Agosto é um mês referência na agenda internacional de direitos humanos pela existência de datas e resoluções que se desdobram em luta, resistência, reflexões e práticas que envolvem todos os atores sociais para resolução de problemas estruturais e globais.
Um mês que se inicia com o Dia Internacional da Juventude (12/08) e termina com dois marcos importantes no combate à discriminação, preconceito, xenofobia e outras formas de violência contra grupos sociais marcados, historicamente, pelos impactos de uma estrutura social concebida por práticas racistas que segrega, violenta e assassina pessoas todos os dias.
Falamos aqui, primeiro, da Conferência de Durban, que aconteceu na África do Sul entre 31 de agosto e 8 de setembro de 2001. Promovida pela Organização das Nações Unidas (ONU), a Terceira Conferência Mundial contra o Racismo, discriminação racial, xenofobia e formas correlatas de intolerância (nome oficinal do encontro) pode ser considerada um marco na luta contra o racismo por ter reunido líderes mundiais (inclusive do Brasil) que se comprometeram a combater as práticas, impactos e efeitos do racismo. Mas, infelizmente, 20 anos depois, ainda presenciamos um cenário preocupante e alarmante para a população negra em todo o mundo.

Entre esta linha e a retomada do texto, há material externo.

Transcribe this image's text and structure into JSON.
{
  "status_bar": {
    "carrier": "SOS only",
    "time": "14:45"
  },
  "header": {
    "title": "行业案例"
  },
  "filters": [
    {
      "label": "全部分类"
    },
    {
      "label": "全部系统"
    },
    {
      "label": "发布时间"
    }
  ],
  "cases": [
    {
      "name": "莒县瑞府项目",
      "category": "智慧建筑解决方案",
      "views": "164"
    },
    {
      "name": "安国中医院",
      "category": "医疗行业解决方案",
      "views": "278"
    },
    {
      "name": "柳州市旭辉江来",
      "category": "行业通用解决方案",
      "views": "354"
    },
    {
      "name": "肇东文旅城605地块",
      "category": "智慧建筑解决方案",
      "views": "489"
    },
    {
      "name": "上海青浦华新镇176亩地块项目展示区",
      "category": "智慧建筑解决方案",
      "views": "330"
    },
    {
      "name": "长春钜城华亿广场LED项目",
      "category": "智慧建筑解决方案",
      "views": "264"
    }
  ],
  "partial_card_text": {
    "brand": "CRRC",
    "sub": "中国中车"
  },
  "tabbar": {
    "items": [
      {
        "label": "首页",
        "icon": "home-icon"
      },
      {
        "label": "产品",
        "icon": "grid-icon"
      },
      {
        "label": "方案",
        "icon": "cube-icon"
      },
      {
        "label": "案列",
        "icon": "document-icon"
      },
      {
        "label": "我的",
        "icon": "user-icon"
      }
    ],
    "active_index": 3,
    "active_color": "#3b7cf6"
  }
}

O racismo e suas distintas formas de materialização na sociedade deve ser entendido como uma prática violenta e que fere os direitos humanos fundamentais, mais diretamente a perspectiva de que todos os seres humanos nascem livres e iguais em dignidade e direitos em todo o território global. Trazendo para a realidade do Brasil, o racismo tem ceifado vidas de pessoas negras todos os dias (inclusive, enquanto escrevemos esse conteúdo, corpos negros estão sendo executados pelas mãos de uma necropolítica que se utiliza da força e do domínio das estruturas sociais para eliminar pessoas negras), como nos mostram os dados:
- 75,5% das vítimas de homicídios no Brasil são indivíduos negros (Atlas da Violência, 2019)
- 75,2% da população negra está entre os 10% mais pobres no Brasil (IBGE, 2019)
- 7 em cada 10 brasileiros que moram em casas com algum tipo de inadequação são negros (IBGE, 2019)
- O Brasil registra duas vezes mais pessoas brancas vacinadas do que pessoas negras – lembrando que iniciamos o processo de vacinação com uma mulher negra – (Agência Pública, 2021)
- O racismo sistêmico elimina vidas negras, como a de George Floyd (Estados Unidos da América), Luana Barbosa dos Reis Santos (Brasil), João Pedro Matos Pinto (Brasil), Marielle Franco (Brasil), Kevin Clarke (Reino Unido), Adama Traoré (França), entre tantos outros e outras que até hoje ainda não obtiveram justiça.
Apesar da Conferência de Durban ter sido um marco na discussão global acerca do racismo, da xenofobia e da discriminação, de ter possibilitado introduzir esses conceitos, histórias e narrativas na esfera global, ainda há muito a ser feito para reparar os impactos e não perpetuarmos mais essa violência. Houveram avanços, mas ainda precisamos de mais atitudes, de mais ações afirmativas, de mudança de cultura, além de romper estruturas e, para isso, contamos com a atuação de todos os atores sociais para que, de fato, tenhamos mudanças significativas.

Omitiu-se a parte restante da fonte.